The one thing my teacher has said to me more often than anything else is "Use more bow", so you want to use as much of it as you can. Practice full bow strokes a lot (all the way from frog to tip and back, at different speeds, concentrating on a good tone.) If your bow is perpendicular to the strings and moving at a decent clip, your tone will be as good as it's likely to get on that violin and those strings. (Just to be clear, I'm not saying use a full bow stroke on every note of every song. I'm saying use as much as you practically can on the notes you're playing, and practice full bow strokes as a technical exercise.)
Hope this helps,
Charles

Violin teachers usually tell you not to support the violin with the wrist, but when I started in May last year I decided to tolerate it in my case. Still I think I did the right thing: a beginner is struggling with lots of technical issues and the feeling to safely control the instrument was great help. About two months later I stopped supporting my violin with my wrist and this change was no big issue. I just came to a point where I felt safe enough to dare it.

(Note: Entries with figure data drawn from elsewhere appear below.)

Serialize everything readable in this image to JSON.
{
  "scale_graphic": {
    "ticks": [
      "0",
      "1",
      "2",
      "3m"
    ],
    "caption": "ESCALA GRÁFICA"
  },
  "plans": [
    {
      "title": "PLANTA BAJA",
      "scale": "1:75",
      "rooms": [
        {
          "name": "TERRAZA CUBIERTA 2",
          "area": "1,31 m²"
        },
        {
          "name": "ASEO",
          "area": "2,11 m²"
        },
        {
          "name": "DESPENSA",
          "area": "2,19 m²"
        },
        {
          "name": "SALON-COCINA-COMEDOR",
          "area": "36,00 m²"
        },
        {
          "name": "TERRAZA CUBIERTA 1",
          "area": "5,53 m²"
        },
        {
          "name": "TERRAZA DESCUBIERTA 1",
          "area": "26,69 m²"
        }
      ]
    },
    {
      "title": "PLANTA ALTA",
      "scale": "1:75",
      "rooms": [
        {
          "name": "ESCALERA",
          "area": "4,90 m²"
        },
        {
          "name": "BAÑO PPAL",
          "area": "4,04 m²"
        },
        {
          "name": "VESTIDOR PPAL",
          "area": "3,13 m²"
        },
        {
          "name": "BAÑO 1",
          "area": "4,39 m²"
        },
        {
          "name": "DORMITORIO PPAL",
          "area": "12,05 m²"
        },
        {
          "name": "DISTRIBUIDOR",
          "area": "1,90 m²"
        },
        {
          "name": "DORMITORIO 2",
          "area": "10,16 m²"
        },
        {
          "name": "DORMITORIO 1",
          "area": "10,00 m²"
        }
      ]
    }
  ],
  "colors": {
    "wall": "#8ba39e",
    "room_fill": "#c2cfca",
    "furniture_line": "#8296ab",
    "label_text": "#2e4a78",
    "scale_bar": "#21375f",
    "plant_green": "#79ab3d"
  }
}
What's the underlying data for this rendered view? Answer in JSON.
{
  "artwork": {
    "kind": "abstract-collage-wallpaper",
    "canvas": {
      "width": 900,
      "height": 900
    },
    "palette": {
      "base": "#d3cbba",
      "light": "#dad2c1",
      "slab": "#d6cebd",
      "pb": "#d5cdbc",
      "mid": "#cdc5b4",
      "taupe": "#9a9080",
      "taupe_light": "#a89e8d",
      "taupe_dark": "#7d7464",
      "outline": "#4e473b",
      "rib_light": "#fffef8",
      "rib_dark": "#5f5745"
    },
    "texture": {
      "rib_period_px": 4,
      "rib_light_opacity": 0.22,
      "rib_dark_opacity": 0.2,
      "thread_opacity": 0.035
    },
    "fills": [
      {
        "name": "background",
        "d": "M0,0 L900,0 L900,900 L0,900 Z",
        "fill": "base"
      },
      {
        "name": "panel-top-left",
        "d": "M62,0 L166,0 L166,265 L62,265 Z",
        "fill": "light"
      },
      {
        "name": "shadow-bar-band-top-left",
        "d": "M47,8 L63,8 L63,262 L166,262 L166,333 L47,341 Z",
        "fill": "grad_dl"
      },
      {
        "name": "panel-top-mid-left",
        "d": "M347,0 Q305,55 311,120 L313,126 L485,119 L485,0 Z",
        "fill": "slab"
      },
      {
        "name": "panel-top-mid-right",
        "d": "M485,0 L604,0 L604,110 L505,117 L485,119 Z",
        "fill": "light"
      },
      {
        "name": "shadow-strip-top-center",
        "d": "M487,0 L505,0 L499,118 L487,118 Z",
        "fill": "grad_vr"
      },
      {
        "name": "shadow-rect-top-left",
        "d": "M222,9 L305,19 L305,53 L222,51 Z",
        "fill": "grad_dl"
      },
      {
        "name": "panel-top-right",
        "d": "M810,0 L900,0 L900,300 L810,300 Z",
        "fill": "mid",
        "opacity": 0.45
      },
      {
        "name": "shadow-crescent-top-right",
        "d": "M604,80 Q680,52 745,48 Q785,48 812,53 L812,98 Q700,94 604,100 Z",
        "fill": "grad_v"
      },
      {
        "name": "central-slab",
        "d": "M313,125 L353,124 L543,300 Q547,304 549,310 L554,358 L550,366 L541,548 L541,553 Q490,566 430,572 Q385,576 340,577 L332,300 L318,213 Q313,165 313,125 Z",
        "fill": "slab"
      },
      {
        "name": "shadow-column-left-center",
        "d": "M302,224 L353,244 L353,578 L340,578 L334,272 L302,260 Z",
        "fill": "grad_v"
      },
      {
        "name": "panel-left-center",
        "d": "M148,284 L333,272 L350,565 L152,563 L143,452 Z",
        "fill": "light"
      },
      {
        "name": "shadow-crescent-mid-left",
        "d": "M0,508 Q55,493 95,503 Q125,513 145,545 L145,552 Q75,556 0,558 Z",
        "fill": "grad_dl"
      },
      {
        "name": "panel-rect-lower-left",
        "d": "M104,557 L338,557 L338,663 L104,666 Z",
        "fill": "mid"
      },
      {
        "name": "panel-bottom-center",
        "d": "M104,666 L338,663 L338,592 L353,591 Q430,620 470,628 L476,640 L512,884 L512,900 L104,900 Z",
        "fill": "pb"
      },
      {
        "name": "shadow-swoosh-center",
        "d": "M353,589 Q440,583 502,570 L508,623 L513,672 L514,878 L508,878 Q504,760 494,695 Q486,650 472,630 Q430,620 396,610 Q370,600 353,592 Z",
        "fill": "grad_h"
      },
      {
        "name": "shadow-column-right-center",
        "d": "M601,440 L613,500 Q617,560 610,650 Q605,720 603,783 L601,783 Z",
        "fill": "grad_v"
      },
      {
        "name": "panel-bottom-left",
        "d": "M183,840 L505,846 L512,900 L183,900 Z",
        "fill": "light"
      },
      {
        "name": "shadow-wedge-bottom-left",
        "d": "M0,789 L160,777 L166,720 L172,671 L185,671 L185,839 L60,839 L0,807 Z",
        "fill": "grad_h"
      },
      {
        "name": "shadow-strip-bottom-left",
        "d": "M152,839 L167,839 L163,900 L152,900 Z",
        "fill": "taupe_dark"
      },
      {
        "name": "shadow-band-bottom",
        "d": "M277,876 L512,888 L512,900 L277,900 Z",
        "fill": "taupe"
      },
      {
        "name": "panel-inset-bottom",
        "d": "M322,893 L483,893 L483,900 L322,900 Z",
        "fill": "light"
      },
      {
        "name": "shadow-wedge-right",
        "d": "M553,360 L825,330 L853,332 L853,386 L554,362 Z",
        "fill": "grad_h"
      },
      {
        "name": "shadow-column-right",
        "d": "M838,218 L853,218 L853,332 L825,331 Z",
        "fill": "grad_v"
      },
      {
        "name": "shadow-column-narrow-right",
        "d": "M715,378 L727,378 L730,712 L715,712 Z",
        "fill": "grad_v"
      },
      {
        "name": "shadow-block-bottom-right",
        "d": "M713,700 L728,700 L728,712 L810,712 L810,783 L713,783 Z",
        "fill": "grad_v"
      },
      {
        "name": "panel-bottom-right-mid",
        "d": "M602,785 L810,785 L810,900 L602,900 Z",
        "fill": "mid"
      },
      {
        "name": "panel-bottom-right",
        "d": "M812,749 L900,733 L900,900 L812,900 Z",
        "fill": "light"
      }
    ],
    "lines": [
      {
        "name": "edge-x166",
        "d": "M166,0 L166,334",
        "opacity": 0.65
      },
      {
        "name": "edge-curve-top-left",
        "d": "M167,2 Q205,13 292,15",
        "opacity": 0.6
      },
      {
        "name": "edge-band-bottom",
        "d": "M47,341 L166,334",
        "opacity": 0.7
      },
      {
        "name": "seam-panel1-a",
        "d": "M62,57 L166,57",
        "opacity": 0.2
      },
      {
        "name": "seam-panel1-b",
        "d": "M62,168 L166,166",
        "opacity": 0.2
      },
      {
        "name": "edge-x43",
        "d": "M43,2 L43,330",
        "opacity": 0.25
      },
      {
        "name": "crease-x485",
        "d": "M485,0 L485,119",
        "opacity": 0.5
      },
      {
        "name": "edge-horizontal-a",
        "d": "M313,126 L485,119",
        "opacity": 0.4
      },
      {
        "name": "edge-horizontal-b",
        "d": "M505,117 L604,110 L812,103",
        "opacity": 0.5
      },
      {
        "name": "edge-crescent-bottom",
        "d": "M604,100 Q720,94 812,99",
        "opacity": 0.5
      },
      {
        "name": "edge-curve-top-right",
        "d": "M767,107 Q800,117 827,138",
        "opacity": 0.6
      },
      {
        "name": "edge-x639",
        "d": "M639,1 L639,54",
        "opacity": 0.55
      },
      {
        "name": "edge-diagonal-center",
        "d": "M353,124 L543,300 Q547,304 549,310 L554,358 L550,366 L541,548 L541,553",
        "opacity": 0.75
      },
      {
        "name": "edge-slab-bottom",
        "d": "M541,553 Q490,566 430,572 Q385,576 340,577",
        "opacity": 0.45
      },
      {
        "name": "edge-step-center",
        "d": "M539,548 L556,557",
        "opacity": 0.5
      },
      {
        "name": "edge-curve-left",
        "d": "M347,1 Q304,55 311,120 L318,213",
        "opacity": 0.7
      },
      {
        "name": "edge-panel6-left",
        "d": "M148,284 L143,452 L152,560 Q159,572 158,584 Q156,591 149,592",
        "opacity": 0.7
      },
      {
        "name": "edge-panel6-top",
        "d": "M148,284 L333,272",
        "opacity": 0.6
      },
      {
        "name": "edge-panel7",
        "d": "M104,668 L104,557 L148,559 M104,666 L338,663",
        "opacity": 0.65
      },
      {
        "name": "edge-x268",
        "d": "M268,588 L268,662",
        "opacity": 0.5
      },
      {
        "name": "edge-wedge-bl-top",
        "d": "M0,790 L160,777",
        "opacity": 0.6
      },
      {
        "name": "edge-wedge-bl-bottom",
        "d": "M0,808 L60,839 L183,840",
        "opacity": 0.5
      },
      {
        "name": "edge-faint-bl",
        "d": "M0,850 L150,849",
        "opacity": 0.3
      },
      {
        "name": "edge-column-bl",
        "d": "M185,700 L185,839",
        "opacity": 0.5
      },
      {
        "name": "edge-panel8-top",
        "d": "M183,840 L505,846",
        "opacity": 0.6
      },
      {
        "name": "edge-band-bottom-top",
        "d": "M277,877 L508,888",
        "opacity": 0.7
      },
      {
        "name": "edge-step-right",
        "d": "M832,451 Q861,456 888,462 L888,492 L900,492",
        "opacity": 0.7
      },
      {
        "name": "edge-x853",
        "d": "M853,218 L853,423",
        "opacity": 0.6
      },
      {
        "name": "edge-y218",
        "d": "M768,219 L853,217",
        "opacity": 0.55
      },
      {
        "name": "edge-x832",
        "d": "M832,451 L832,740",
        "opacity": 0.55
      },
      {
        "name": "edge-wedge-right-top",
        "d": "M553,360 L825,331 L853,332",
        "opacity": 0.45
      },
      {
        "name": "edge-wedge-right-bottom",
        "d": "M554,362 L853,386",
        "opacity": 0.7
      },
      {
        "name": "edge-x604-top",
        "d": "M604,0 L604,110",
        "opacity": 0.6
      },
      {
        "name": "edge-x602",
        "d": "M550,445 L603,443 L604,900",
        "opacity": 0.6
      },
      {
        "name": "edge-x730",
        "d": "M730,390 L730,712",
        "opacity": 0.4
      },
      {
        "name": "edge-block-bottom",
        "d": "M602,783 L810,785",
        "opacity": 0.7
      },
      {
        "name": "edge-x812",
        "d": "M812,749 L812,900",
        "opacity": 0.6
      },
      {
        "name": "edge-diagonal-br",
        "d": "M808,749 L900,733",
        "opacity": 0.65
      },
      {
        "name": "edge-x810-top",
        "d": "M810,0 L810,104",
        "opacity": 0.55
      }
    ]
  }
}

There is something on the market which also helped me a lot. It is a product called "First Frets". It is a sticker you can fix on top of your fingerboard, with frets printed on it. This ended the frantic struggle to hit the correct positions on the fingerboard. I left my First Frets on my violin until February this year—I even performed with them three times and it gave me a comforting and relaxing feeling of safety. Without First Frets my intonation would have been very much worse. After finally removing First Frets I felt a little awkward, but after about a week I was perfectly fine. The struggle and awkwardness during my first months would have been the greater problem and I wouldn't have enjoyed playing as much as I did.